And then I said "flip over. I want to show you something i learned in Afghanistan."
I have no memory of puking on someone. Was he cute?
NEWS FLASH: A bottle of wine can fit into a taco bell cup.
Even though he is humpbacked he is really good in bed.
We're going clubbing with matching soccer jerseys on.
What will that accomplish?
It will accomplish clubbing with matching soccer jerseys on.
then you gave the doctors and nurses bloody high fives
Dude. She told me she felt bad for not giving me more blojobs. HOW COULD THAT HAVE GONE BETTER?
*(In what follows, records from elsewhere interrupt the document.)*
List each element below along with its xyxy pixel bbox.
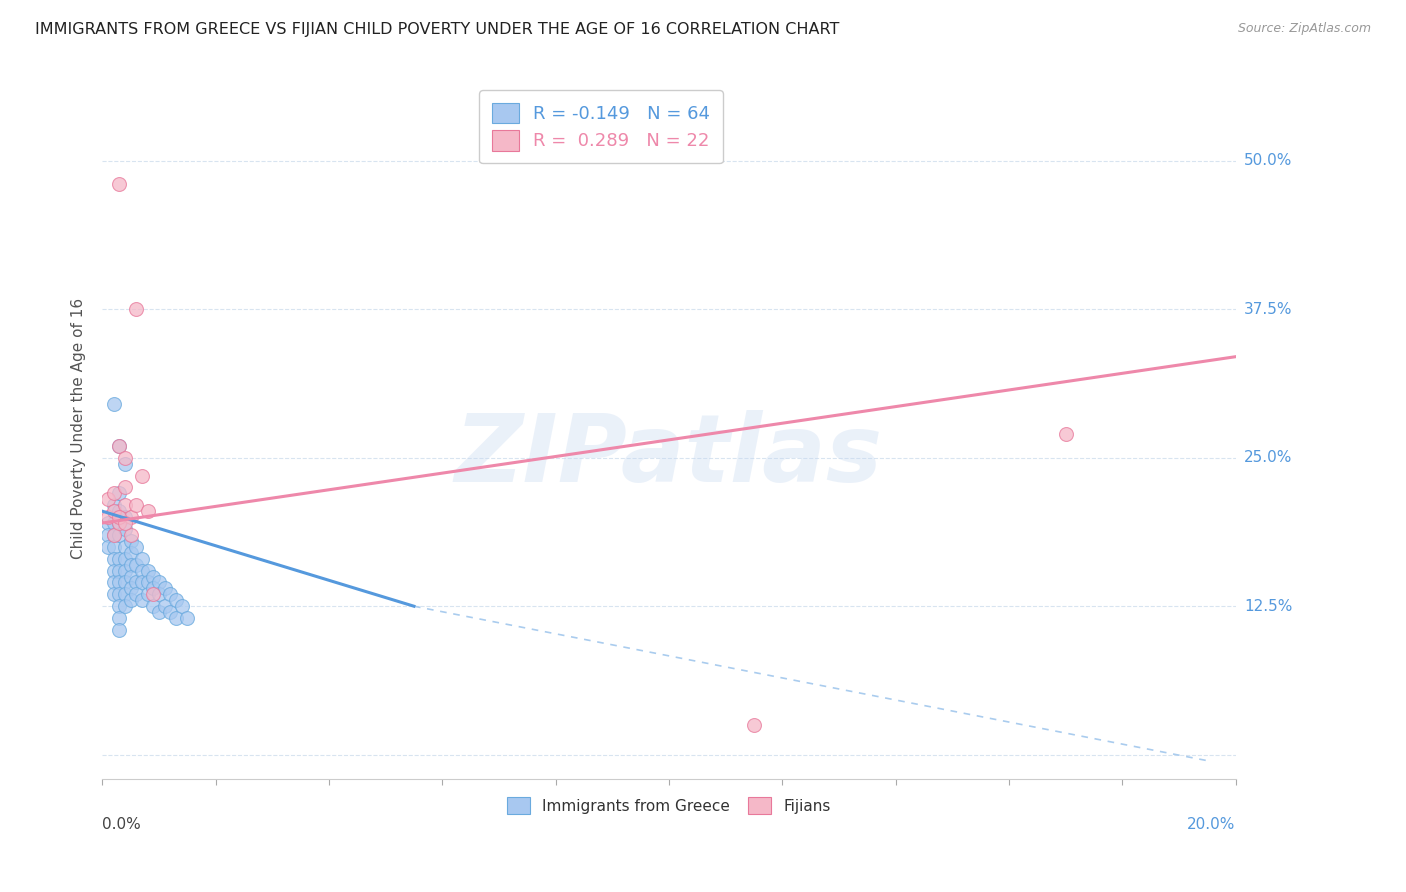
Point xyxy=(108,178,131,192)
Point xyxy=(108,599,131,614)
Point xyxy=(108,575,131,590)
Point xyxy=(120,569,142,583)
Point xyxy=(108,587,131,601)
Point xyxy=(114,498,136,512)
Point xyxy=(176,611,198,625)
Point xyxy=(114,522,136,536)
Point xyxy=(159,587,181,601)
Point xyxy=(136,564,159,578)
Point xyxy=(131,468,153,483)
Point xyxy=(103,504,125,518)
Text: Source: ZipAtlas.com: Source: ZipAtlas.com xyxy=(1237,22,1371,36)
Point xyxy=(148,575,170,590)
Point xyxy=(103,587,125,601)
Point xyxy=(103,528,125,542)
Text: 50.0%: 50.0% xyxy=(1244,153,1292,168)
Point xyxy=(131,593,153,607)
Point xyxy=(108,486,131,500)
Point xyxy=(108,439,131,453)
Point xyxy=(159,605,181,619)
Text: 20.0%: 20.0% xyxy=(1188,817,1236,832)
Point xyxy=(120,558,142,572)
Point xyxy=(120,593,142,607)
Point xyxy=(120,546,142,560)
Text: ZIPatlas: ZIPatlas xyxy=(456,410,883,502)
Point xyxy=(108,564,131,578)
Point xyxy=(108,623,131,637)
Point xyxy=(170,599,193,614)
Point xyxy=(131,564,153,578)
Point xyxy=(142,569,165,583)
Point xyxy=(108,551,131,566)
Point xyxy=(97,492,120,507)
Point xyxy=(103,551,125,566)
Point xyxy=(136,587,159,601)
Point xyxy=(120,582,142,596)
Point xyxy=(142,587,165,601)
Point xyxy=(148,605,170,619)
Point xyxy=(148,587,170,601)
Point xyxy=(108,439,131,453)
Point xyxy=(131,575,153,590)
Point xyxy=(114,587,136,601)
Y-axis label: Child Poverty Under the Age of 16: Child Poverty Under the Age of 16 xyxy=(72,297,86,558)
Point xyxy=(103,528,125,542)
Point xyxy=(108,528,131,542)
Point xyxy=(142,599,165,614)
Point xyxy=(97,510,120,524)
Point xyxy=(114,510,136,524)
Point xyxy=(108,516,131,530)
Point xyxy=(103,397,125,411)
Text: 25.0%: 25.0% xyxy=(1244,450,1292,466)
Point xyxy=(153,599,176,614)
Point xyxy=(125,558,148,572)
Point xyxy=(103,498,125,512)
Point xyxy=(103,540,125,554)
Point xyxy=(125,575,148,590)
Point xyxy=(103,564,125,578)
Point xyxy=(142,582,165,596)
Point xyxy=(153,582,176,596)
Point xyxy=(114,480,136,494)
Point xyxy=(120,528,142,542)
Text: 0.0%: 0.0% xyxy=(103,817,141,832)
Point xyxy=(114,516,136,530)
Point xyxy=(97,540,120,554)
Text: 37.5%: 37.5% xyxy=(1244,301,1292,317)
Point xyxy=(114,599,136,614)
Point xyxy=(120,533,142,548)
Point xyxy=(108,510,131,524)
Point xyxy=(125,587,148,601)
Point xyxy=(103,486,125,500)
Point xyxy=(103,575,125,590)
Point xyxy=(114,457,136,471)
Point xyxy=(742,718,765,732)
Point xyxy=(125,302,148,317)
Point xyxy=(114,551,136,566)
Point xyxy=(136,575,159,590)
Point xyxy=(125,498,148,512)
Point xyxy=(131,551,153,566)
Point xyxy=(114,450,136,465)
Point xyxy=(108,504,131,518)
Text: IMMIGRANTS FROM GREECE VS FIJIAN CHILD POVERTY UNDER THE AGE OF 16 CORRELATION C: IMMIGRANTS FROM GREECE VS FIJIAN CHILD P… xyxy=(35,22,839,37)
Point xyxy=(108,516,131,530)
Legend: Immigrants from Greece, Fijians: Immigrants from Greece, Fijians xyxy=(498,788,839,823)
Point xyxy=(97,516,120,530)
Point xyxy=(120,510,142,524)
Point xyxy=(136,504,159,518)
Point xyxy=(114,575,136,590)
Point xyxy=(114,540,136,554)
Point xyxy=(125,540,148,554)
Point xyxy=(165,593,187,607)
Point xyxy=(108,611,131,625)
Point xyxy=(97,528,120,542)
Point xyxy=(103,516,125,530)
Point xyxy=(114,564,136,578)
Text: 12.5%: 12.5% xyxy=(1244,599,1292,614)
Point xyxy=(165,611,187,625)
Point xyxy=(1054,426,1077,441)
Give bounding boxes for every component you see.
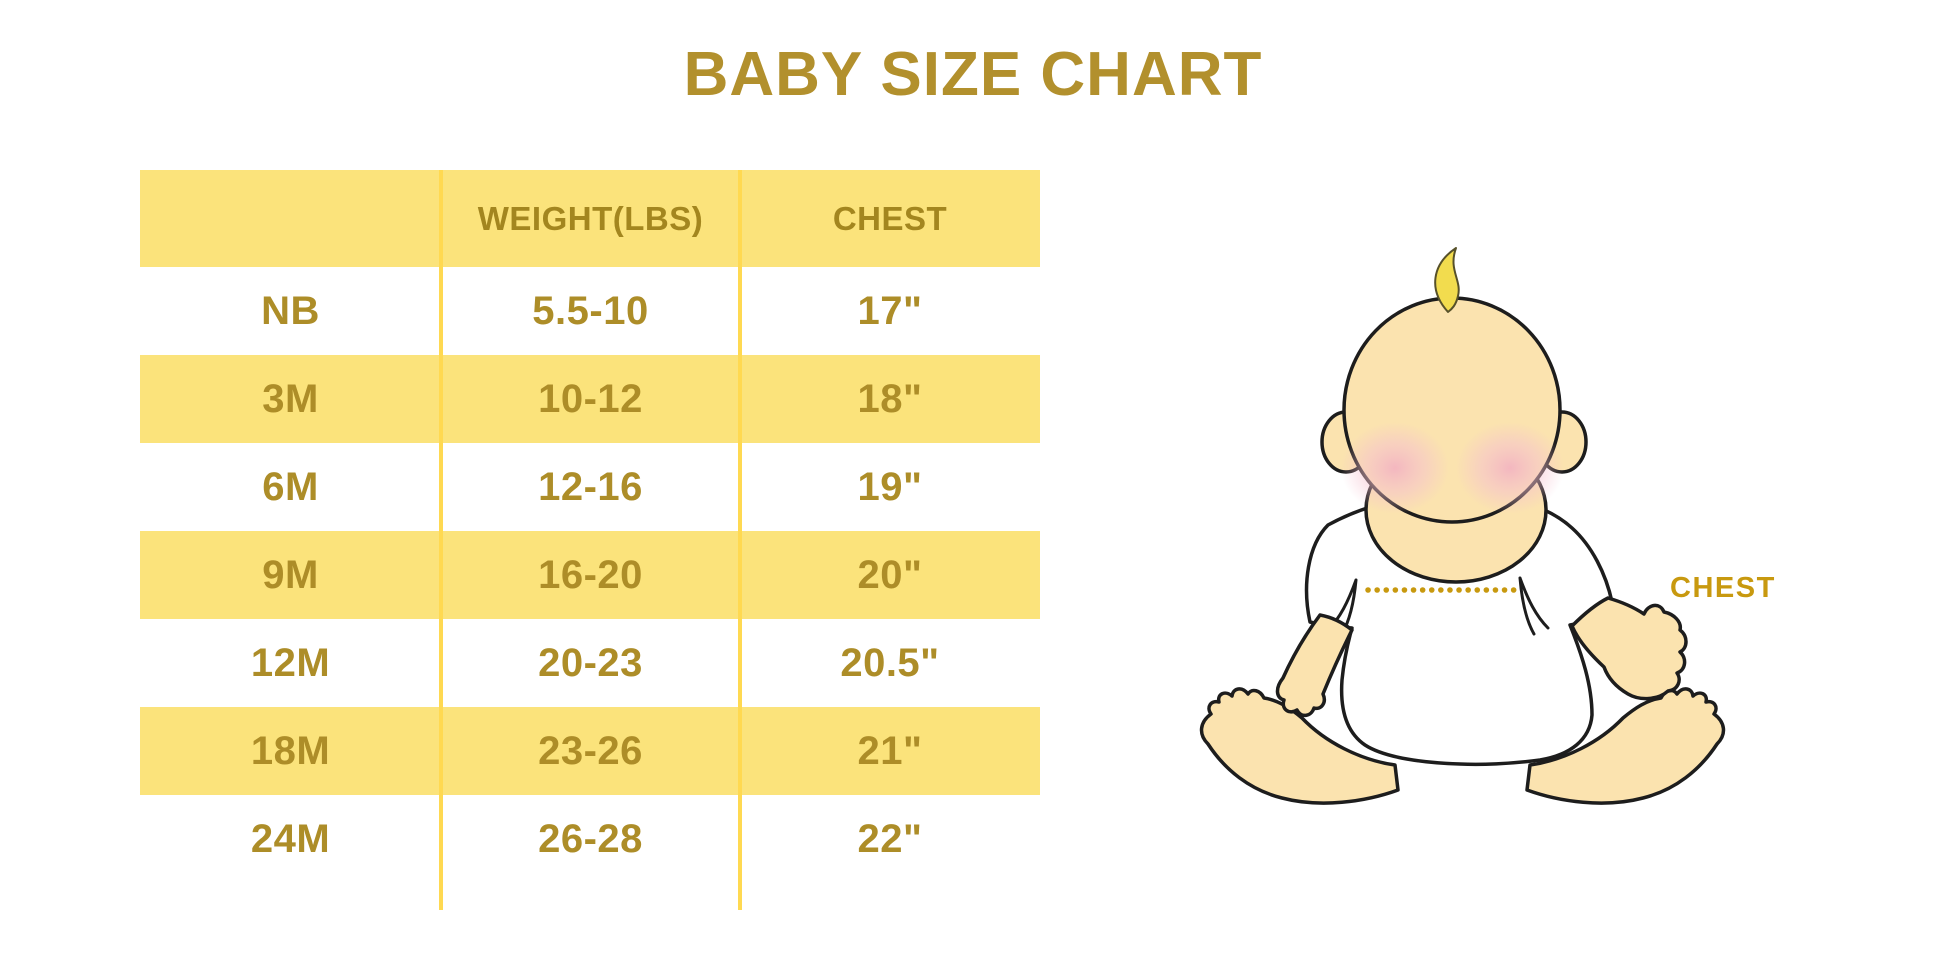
chest-column-header: CHEST	[832, 199, 948, 237]
left-blush	[1341, 422, 1449, 514]
page-title: BABY SIZE CHART	[683, 40, 1263, 109]
table-row: 9M 16-20 20"	[140, 531, 1040, 619]
table-row: NB 5.5-10 17"	[140, 267, 1040, 355]
baby-illustration	[1170, 230, 1820, 850]
chest-cell: 19"	[857, 464, 923, 509]
size-cell: 18M	[250, 728, 331, 773]
table-row: 12M 20-23 20.5"	[140, 619, 1040, 707]
right-blush	[1456, 422, 1564, 514]
table-row: 18M 23-26 21"	[140, 707, 1040, 795]
weight-cell: 12-16	[538, 464, 643, 509]
table-header-row: WEIGHT(LBS) CHEST	[140, 170, 1040, 267]
weight-cell: 26-28	[538, 816, 643, 861]
size-cell: 12M	[250, 640, 331, 685]
size-cell: 3M	[262, 376, 319, 421]
weight-cell: 16-20	[538, 552, 643, 597]
right-sleeve-slit	[1518, 576, 1550, 636]
size-cell: 6M	[262, 464, 319, 509]
chest-label: CHEST	[1670, 572, 1776, 604]
size-cell: 24M	[250, 816, 331, 861]
weight-cell: 5.5-10	[532, 288, 649, 333]
chest-cell: 17"	[857, 288, 923, 333]
column-divider-line	[738, 170, 742, 910]
chest-cell: 22"	[857, 816, 923, 861]
chest-cell: 18"	[857, 376, 923, 421]
weight-column-header: WEIGHT(LBS)	[477, 199, 704, 237]
size-cell: 9M	[262, 552, 319, 597]
weight-cell: 20-23	[538, 640, 643, 685]
table-row: 6M 12-16 19"	[140, 443, 1040, 531]
baby-drawing	[1199, 247, 1726, 805]
size-cell: NB	[261, 288, 320, 333]
chest-cell: 20.5"	[840, 640, 940, 685]
weight-cell: 23-26	[538, 728, 643, 773]
baby-left-arm	[1275, 613, 1354, 718]
chest-cell: 20"	[857, 552, 923, 597]
chest-cell: 21"	[857, 728, 923, 773]
column-divider-line	[439, 170, 443, 910]
table-row: 3M 10-12 18"	[140, 355, 1040, 443]
size-table: WEIGHT(LBS) CHEST NB 5.5-10 17" 3M 10-12 18" 6…	[140, 170, 1040, 883]
size-table-rows: NB 5.5-10 17" 3M 10-12 18" 6M 12-16 19" 9M 16-20 20…	[140, 267, 1040, 883]
weight-cell: 10-12	[538, 376, 643, 421]
table-row: 24M 26-28 22"	[140, 795, 1040, 883]
baby-right-arm-fist	[1570, 596, 1688, 701]
baby-right-leg	[1525, 687, 1726, 805]
hair-tuft	[1434, 247, 1460, 313]
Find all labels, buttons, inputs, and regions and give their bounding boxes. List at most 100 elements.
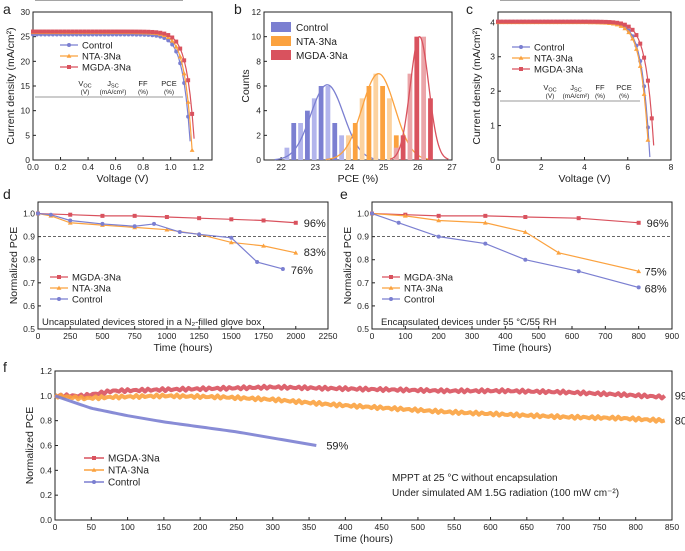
panel-a-legend-label: NTA·3Na [82,51,122,62]
panel-a-point-mgda [54,29,59,34]
panel-a-legend-label: MGDA·3Na [82,62,132,73]
panel-b-bar-control [318,86,324,160]
panel-f-series-nta [53,392,666,424]
panel-d-xtick-label: 750 [128,331,142,341]
panel-d-point-nta [228,240,234,245]
panel-c-point-nta [645,137,651,142]
panel-a-point-mgda [82,29,87,34]
panel-c-point-mgda [561,19,566,24]
panel-a-point-mgda [118,29,123,34]
panel-e-series-control [370,211,641,290]
panel-d-xtick-label: 1000 [157,331,176,341]
panel-e-legend-label: NTA·3Na [404,283,444,294]
panel-c-table-unit: (%) [619,93,629,100]
panel-e-end-label-mgda: 96% [647,218,669,230]
panel-a-ytick-label: 15 [21,81,31,91]
panel-e-line-nta [371,212,639,272]
panel-e-xtick-label: 800 [632,331,646,341]
panel-a-xtick-label: 0.2 [55,162,67,172]
panel-e-point-nta [436,218,442,223]
panel-d-ytick-label: 1.0 [23,209,35,219]
panel-b-bar-control [284,147,290,160]
panel-a-point-mgda [130,29,135,34]
panel-f-legend-marker [91,467,97,472]
panel-e-ytick-label: 0.5 [357,324,369,334]
panel-d-legend-marker [57,297,61,301]
panel-a-ytick-label: 25 [21,32,31,42]
panel-f-trace-control [54,394,317,447]
panel-d-xtick-label: 500 [95,331,109,341]
panel-b-ytick-label: 6 [256,81,261,91]
panel-b-ylabel: Counts [240,69,252,102]
panel-e-series-mgda [370,211,641,225]
panel-d-ytick-label: 0.8 [23,255,35,265]
panel-d-legend-label: Control [72,294,103,305]
panel-c-point-mgda [526,19,531,24]
panel-a-point-mgda [158,30,163,35]
panel-c-point-mgda [615,20,620,25]
panel-a-ytick-label: 20 [21,56,31,66]
panel-a-point-mgda [50,29,55,34]
panel-a-point-mgda [38,29,43,34]
panel-c-point-mgda [496,19,500,24]
panel-c-point-mgda [649,116,654,121]
panel-c-point-mgda [557,19,562,24]
panel-d-xtick-label: 1500 [222,331,241,341]
panel-c-point-mgda [626,24,631,29]
panel-e-xtick-label: 500 [532,331,546,341]
panel-c-point-nta [637,63,643,68]
panel-f-xtick-label: 400 [338,522,352,532]
panel-c-table-cell: NTA·3Na [500,0,532,2]
panel-e-point-control [483,241,488,246]
panel-c-point-mgda [553,19,558,24]
panel-a-point-nta [181,71,187,76]
panel-e-point-mgda [483,213,488,218]
panel-d-xtick-label: 1250 [190,331,209,341]
panel-a-point-mgda [42,29,47,34]
panel-e-xtick-label: 700 [598,331,612,341]
panel-a-ylabel: Current density (mA/cm²) [5,27,17,144]
panel-d-xlabel: Time (hours) [153,342,212,354]
panel-d-point-control [177,230,182,235]
panel-f-xtick-label: 650 [520,522,534,532]
panel-a-point-mgda [74,29,79,34]
panel-a-table-unit: (V) [81,89,90,96]
panel-a-point-nta [165,34,171,40]
panel-c-point-mgda [645,78,650,83]
panel-c-point-mgda [619,21,624,26]
panel-f-xtick-label: 0 [53,522,58,532]
panel-d-ylabel: Normalized PCE [8,227,20,305]
panel-a-xtick-label: 1.2 [192,162,204,172]
panel-e-xtick-label: 200 [432,331,446,341]
panel-c-point-mgda [569,19,574,24]
panel-c-point-mgda [545,19,550,24]
panel-c-legend-marker [519,45,523,49]
panel-e-point-mgda [523,215,528,220]
panel-d-xtick-label: 250 [63,331,77,341]
panel-f-legend-label: MGDA·3Na [108,454,160,465]
panel-c-table-cell: 4.02 [569,0,584,2]
panel-f-ytick-label: 0.4 [40,465,52,475]
panel-a-point-mgda [34,29,39,34]
panel-b-xtick-label: 25 [379,162,389,172]
panel-b-bar-control [305,110,310,160]
panel-f-legend-marker [92,456,96,460]
panel-d-end-label-nta: 83% [304,247,326,259]
panel-c-point-nta [634,46,639,51]
panel-c-point-mgda [584,19,589,24]
panel-c-point-mgda [530,19,535,24]
panel-f-legend-marker [92,480,96,484]
panel-a-table-cell: MGDA·3Na [37,0,77,2]
panel-f-trace-mgda [54,383,667,401]
panel-c-point-mgda [592,19,597,24]
panel-f-xtick-label: 450 [375,522,389,532]
panel-f-ytick-label: 0.8 [40,416,52,426]
panel-a-table-unit: (mA/cm²) [100,89,127,96]
panel-d-end-label-control: 76% [291,265,313,277]
panel-c-point-mgda [638,41,643,46]
panel-b-bar-nta [352,123,358,160]
panel-b-bar-nta [346,135,351,160]
panel-b-bar-control [332,123,338,160]
panel-a-point-mgda [182,58,187,63]
panel-b-bar-control [311,98,317,160]
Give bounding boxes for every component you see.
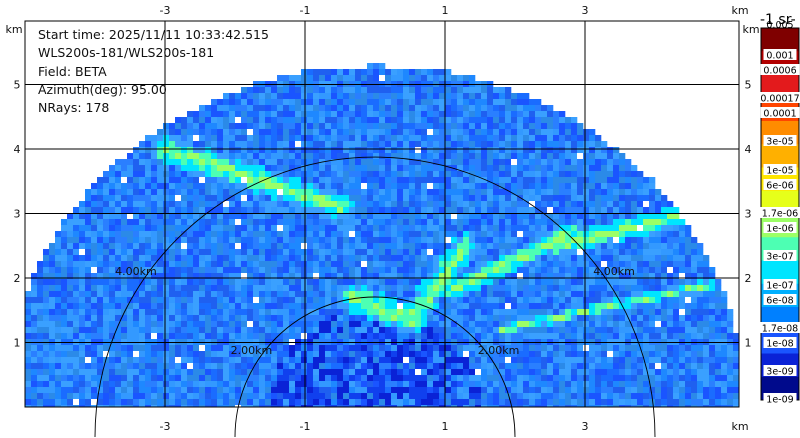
start-time-text: Start time: 2025/11/11 10:33:42.515 <box>38 27 269 42</box>
colorbar-label: 1.7e-08 <box>762 324 798 335</box>
x-tick-label-top: -3 <box>160 4 171 17</box>
colorbar-label: 0.0006 <box>763 66 796 77</box>
x-axis-unit-bottom: km <box>731 420 748 433</box>
colorbar-label-bg <box>763 393 797 404</box>
field-text: Field: BETA <box>38 63 107 79</box>
range-ring-label: 4.00km <box>593 265 635 278</box>
backscatter-field <box>25 63 739 407</box>
colorbar-label-bg <box>763 250 797 261</box>
colorbar-label: 1e-09 <box>766 395 793 406</box>
colorbar-label: 0.0001 <box>763 109 796 120</box>
colorbar-label: 6e-06 <box>766 181 793 192</box>
range-ring-label: 4.00km <box>115 265 157 278</box>
colorbar-label: 1.7e-06 <box>762 209 798 220</box>
colorbar-label-bg <box>757 92 800 103</box>
y-tick-label-left: 1 <box>14 337 21 350</box>
x-tick-label-bottom: 3 <box>582 420 589 433</box>
colorbar-swatch <box>761 260 799 285</box>
x-tick-label-top: -1 <box>300 4 311 17</box>
colorbar-label-bg <box>763 164 797 175</box>
colorbar-label: 0.00017 <box>760 94 799 105</box>
colorbar-label-bg <box>763 179 797 190</box>
colorbar-label-bg <box>763 49 797 60</box>
y-tick-label-right: 5 <box>745 79 752 92</box>
colorbar-label-bg <box>763 337 797 348</box>
device-text: WLS200s-181/WLS200s-181 <box>38 45 215 61</box>
colorbar-label-bg <box>757 322 800 333</box>
axis-ticks: -3 -3 -1 -1 1 1 3 3 1 1 2 2 3 3 4 4 5 5 <box>14 4 752 433</box>
plot-frame <box>24 20 740 408</box>
y-axis-unit-left: km <box>5 23 22 36</box>
colorbar-label: 1e-06 <box>766 224 793 235</box>
range-ring <box>234 296 516 438</box>
x-tick-label-top: 3 <box>582 4 589 17</box>
colorbar-swatch <box>761 28 799 52</box>
colorbar-label-bg <box>763 135 797 146</box>
y-tick-label-right: 4 <box>745 143 752 156</box>
scan-info-panel: Start time: 2025/11/11 10:33:42.515 WLS2… <box>38 26 269 117</box>
colorbar-label-bg <box>763 365 797 376</box>
colorbar-label-bg <box>760 64 800 75</box>
colorbar: 0.001 0.0006 0.00017 0.0001 3e-05 1e-05 6e-06 1… <box>757 20 800 406</box>
colorbar-label-bg <box>763 294 797 305</box>
y-tick-label-left: 2 <box>14 272 21 285</box>
y-tick-label-left: 3 <box>14 208 21 221</box>
colorbar-swatch <box>761 144 799 168</box>
colorbar-label-bg <box>763 279 797 290</box>
y-tick-label-right: 2 <box>745 272 752 285</box>
x-tick-label-bottom: -3 <box>160 420 171 433</box>
y-axis-unit-right: km <box>742 23 759 36</box>
range-ring <box>94 156 656 438</box>
colorbar-label-bg <box>760 107 800 118</box>
x-tick-label-bottom: 1 <box>442 420 449 433</box>
x-tick-label-bottom: -1 <box>300 420 311 433</box>
nrays-text: NRays: 178 <box>38 100 110 116</box>
colorbar-label: 0.001 <box>766 51 793 62</box>
colorbar-label: 3e-07 <box>766 252 793 263</box>
colorbar-top-label: 0.005 <box>766 20 793 31</box>
colorbar-label: 1e-08 <box>766 339 793 350</box>
colorbar-label: 1e-05 <box>766 166 793 177</box>
x-axis-unit-top: km <box>731 4 748 17</box>
grid <box>25 21 739 407</box>
colorbar-label: 1e-07 <box>766 281 793 292</box>
x-tick-label-top: 1 <box>442 4 449 17</box>
range-rings: 2.00km 2.00km 4.00km 4.00km <box>94 156 656 438</box>
range-ring-label: 2.00km <box>231 344 273 357</box>
y-tick-label-left: 5 <box>14 79 21 92</box>
y-tick-label-left: 4 <box>14 143 21 156</box>
y-tick-label-right: 3 <box>745 208 752 221</box>
range-ring-label: 2.00km <box>478 344 520 357</box>
colorbar-label: 3e-09 <box>766 367 793 378</box>
azimuth-text: Azimuth(deg): 95.00 <box>38 81 167 97</box>
y-tick-label-right: 1 <box>745 337 752 350</box>
colorbar-label: 3e-05 <box>766 137 793 148</box>
colorbar-label: 6e-08 <box>766 296 793 307</box>
colorbar-label-bg <box>757 207 800 218</box>
colorbar-label-bg <box>763 222 797 233</box>
colorbar-unit-title: -1 sr- <box>760 12 796 28</box>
Well he told me I'd never be a wizard, and so I responded with you'll never have a big penis. After that we both just sat there and cried.
Don't blame me for eating all the ham.. I gave it out to people, so at most I'm guilty of ham distribution
now that I know that you did coke with your mom I can't look at her the same
And my nipple is sore from him biting it. That is not a complaint.
My stuff that was at your place last night smells like doughnuts. I'm not even mad.
Hypothetically speaking...if I was arrested in Wisconsin, say Kenosha county, would you post my bail all the way from Oregon? If yes, will you also accept my collect call in t-minus 13 hours?
i’m blowing bubbles in my bloody mary so yeah it’s pretty much time to go
Trying to figure out these fractions. I bought 5 fifths of gin last week. Does that mean I have one whole gin? 5/5 = 1, right? You're having to homeschool your kids right now--so ask them.